They were willing to heave to when they saw Failend could pick them off like birds on a branch, Thorgrim thought, but he did not say the words. Rather, he crossed the deck, eyes on the master, stopped ten feet from where the man stood, broad chested and defiant, his black and gray beard jutting out from his face.
“You speak my language,” Thorgrim said. “Where are you from?”
The master straightened a bit. “I am from Vik,” the master said. “In my younger days I went a-viking with a jarl named Ornolf the Restless. If you’re from that country you may know of him.”
Thorgrim took another step forward, squinted at the man, tried to peer through the thick and graying beard, the weathered and lined face.

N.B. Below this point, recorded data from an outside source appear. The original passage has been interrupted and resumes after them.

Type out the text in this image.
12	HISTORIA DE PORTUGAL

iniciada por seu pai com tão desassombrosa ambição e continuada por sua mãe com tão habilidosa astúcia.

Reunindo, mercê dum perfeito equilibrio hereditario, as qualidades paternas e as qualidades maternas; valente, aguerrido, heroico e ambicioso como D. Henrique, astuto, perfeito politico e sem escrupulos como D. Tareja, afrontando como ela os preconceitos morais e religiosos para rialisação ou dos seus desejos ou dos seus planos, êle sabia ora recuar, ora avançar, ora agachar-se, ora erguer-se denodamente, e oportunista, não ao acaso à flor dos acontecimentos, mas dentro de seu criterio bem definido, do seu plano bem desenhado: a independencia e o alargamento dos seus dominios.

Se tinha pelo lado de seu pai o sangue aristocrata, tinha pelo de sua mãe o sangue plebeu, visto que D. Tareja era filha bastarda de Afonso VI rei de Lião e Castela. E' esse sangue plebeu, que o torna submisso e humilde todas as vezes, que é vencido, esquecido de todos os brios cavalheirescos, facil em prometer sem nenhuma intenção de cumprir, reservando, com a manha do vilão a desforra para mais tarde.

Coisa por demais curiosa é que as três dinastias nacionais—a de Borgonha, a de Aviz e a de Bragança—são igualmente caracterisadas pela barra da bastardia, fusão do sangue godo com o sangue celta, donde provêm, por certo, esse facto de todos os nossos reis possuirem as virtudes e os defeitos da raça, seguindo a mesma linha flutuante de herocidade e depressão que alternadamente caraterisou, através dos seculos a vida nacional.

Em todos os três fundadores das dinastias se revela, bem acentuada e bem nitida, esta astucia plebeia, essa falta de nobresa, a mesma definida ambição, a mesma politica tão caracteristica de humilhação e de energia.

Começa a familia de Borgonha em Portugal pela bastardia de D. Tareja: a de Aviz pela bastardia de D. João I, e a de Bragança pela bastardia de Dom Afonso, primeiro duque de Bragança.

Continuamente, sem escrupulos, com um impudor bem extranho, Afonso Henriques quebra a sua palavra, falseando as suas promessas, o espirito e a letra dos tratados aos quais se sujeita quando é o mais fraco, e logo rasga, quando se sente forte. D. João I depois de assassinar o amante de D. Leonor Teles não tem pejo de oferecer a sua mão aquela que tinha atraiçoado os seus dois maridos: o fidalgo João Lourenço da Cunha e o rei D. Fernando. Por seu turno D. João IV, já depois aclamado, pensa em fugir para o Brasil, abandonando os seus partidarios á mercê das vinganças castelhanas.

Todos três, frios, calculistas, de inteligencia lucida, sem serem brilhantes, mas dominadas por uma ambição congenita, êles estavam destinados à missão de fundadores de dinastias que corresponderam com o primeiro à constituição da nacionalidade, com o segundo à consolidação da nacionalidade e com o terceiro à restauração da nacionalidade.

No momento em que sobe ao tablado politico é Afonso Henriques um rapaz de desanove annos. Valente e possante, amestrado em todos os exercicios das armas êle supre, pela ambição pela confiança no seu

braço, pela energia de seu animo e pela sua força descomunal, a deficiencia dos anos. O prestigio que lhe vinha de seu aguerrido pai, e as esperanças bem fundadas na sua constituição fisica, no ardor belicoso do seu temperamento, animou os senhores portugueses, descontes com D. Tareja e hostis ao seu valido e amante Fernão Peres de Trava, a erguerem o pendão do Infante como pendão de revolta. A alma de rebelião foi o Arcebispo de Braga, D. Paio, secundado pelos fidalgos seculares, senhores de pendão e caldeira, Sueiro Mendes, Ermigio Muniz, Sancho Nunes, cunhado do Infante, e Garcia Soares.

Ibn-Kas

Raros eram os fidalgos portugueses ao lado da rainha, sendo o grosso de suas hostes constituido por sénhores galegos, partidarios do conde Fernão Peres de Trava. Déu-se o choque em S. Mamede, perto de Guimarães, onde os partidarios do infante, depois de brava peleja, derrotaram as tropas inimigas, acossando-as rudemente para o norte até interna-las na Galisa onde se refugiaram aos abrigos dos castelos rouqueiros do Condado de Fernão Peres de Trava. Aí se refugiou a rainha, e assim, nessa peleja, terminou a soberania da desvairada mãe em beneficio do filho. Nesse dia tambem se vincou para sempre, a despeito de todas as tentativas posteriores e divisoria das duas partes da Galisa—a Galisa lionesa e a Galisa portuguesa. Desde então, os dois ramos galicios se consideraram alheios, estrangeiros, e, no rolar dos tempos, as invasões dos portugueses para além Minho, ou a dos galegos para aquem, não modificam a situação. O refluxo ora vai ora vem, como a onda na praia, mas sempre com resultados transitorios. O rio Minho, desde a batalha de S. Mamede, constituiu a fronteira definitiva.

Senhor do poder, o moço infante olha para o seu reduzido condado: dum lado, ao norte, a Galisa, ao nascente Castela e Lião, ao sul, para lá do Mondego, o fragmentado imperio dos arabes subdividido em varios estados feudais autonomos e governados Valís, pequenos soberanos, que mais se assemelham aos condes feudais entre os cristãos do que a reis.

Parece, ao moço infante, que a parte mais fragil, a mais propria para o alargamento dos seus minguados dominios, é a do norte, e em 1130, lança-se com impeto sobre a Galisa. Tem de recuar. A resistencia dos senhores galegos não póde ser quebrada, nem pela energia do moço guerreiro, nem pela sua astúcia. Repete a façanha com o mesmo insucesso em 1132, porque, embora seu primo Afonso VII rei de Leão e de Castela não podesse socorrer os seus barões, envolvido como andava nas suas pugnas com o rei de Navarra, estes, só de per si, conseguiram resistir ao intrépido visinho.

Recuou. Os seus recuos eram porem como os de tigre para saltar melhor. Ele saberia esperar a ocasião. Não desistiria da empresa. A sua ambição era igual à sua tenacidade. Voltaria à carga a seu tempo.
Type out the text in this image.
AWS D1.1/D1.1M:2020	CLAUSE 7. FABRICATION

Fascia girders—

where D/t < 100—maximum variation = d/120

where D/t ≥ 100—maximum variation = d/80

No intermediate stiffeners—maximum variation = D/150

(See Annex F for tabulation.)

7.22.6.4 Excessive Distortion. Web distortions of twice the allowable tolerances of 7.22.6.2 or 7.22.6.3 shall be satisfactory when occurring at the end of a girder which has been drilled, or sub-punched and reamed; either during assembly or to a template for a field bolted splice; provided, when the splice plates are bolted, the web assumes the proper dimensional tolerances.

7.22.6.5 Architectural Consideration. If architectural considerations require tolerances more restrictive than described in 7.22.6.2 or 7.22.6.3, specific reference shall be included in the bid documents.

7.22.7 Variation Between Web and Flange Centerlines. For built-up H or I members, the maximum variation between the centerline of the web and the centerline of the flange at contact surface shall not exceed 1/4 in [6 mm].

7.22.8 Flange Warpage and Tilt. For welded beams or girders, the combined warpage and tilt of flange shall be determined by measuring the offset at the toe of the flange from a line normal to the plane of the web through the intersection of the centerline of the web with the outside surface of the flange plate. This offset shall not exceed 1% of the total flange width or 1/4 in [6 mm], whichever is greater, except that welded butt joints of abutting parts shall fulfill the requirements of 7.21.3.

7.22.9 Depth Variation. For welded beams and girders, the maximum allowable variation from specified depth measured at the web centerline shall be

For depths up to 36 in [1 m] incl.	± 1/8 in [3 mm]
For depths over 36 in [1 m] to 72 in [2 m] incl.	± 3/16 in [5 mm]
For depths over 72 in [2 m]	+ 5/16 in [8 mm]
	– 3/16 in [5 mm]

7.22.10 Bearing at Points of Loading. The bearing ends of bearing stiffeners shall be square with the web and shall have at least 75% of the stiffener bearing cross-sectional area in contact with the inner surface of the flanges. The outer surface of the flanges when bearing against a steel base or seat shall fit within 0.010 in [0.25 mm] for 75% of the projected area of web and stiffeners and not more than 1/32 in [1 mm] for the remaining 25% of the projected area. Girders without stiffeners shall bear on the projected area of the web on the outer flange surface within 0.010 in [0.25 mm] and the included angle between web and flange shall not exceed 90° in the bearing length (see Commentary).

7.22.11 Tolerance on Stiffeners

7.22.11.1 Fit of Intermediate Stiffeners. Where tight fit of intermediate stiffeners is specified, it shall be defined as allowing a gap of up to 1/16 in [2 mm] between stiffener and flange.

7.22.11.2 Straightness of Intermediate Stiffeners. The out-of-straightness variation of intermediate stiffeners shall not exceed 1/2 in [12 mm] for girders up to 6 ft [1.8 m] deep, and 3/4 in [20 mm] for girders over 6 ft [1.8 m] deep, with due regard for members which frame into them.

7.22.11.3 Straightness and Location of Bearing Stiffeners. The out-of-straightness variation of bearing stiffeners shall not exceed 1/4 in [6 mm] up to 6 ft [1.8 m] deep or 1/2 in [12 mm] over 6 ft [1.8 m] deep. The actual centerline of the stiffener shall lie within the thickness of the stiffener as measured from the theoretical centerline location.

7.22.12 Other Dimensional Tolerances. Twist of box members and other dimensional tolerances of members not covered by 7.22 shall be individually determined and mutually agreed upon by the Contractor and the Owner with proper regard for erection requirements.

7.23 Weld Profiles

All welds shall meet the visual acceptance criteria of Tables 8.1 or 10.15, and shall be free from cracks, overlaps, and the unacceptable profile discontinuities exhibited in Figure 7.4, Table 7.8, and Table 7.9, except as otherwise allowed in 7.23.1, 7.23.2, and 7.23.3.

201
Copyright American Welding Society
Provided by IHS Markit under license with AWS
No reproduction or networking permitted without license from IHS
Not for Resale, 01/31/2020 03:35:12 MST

Tried to see through twenty years of hard life to the man this man once had been. “Kalf Hrutsson?” he said.
The master leaned forward and squinted the way Thorgrim was squinting. Then he straightened and smiled and exclaimed, “Thorgrim Ulfsson?” Then Thorgrim smiled too and the two men stepped quickly toward one another and embraced.
“Thorgrim Night Wolf!” Kalf exclaimed again, slapping Thorgrim on the shoulder. “By the gods, I can hardly believe it! As I heard it you have been gone from East Agder for a long time. Gone a’viking again, with Ornolf, I heard.”
Kalf, Thorgrim recalled, did not live in East Agder but had a farm several leagues from there.
“There are stories that you were all killed by the Irish,” Kalf continued. “But you live!” He glanced at the men behind Thorgrim. “Is Jarl Ornolf here as well?”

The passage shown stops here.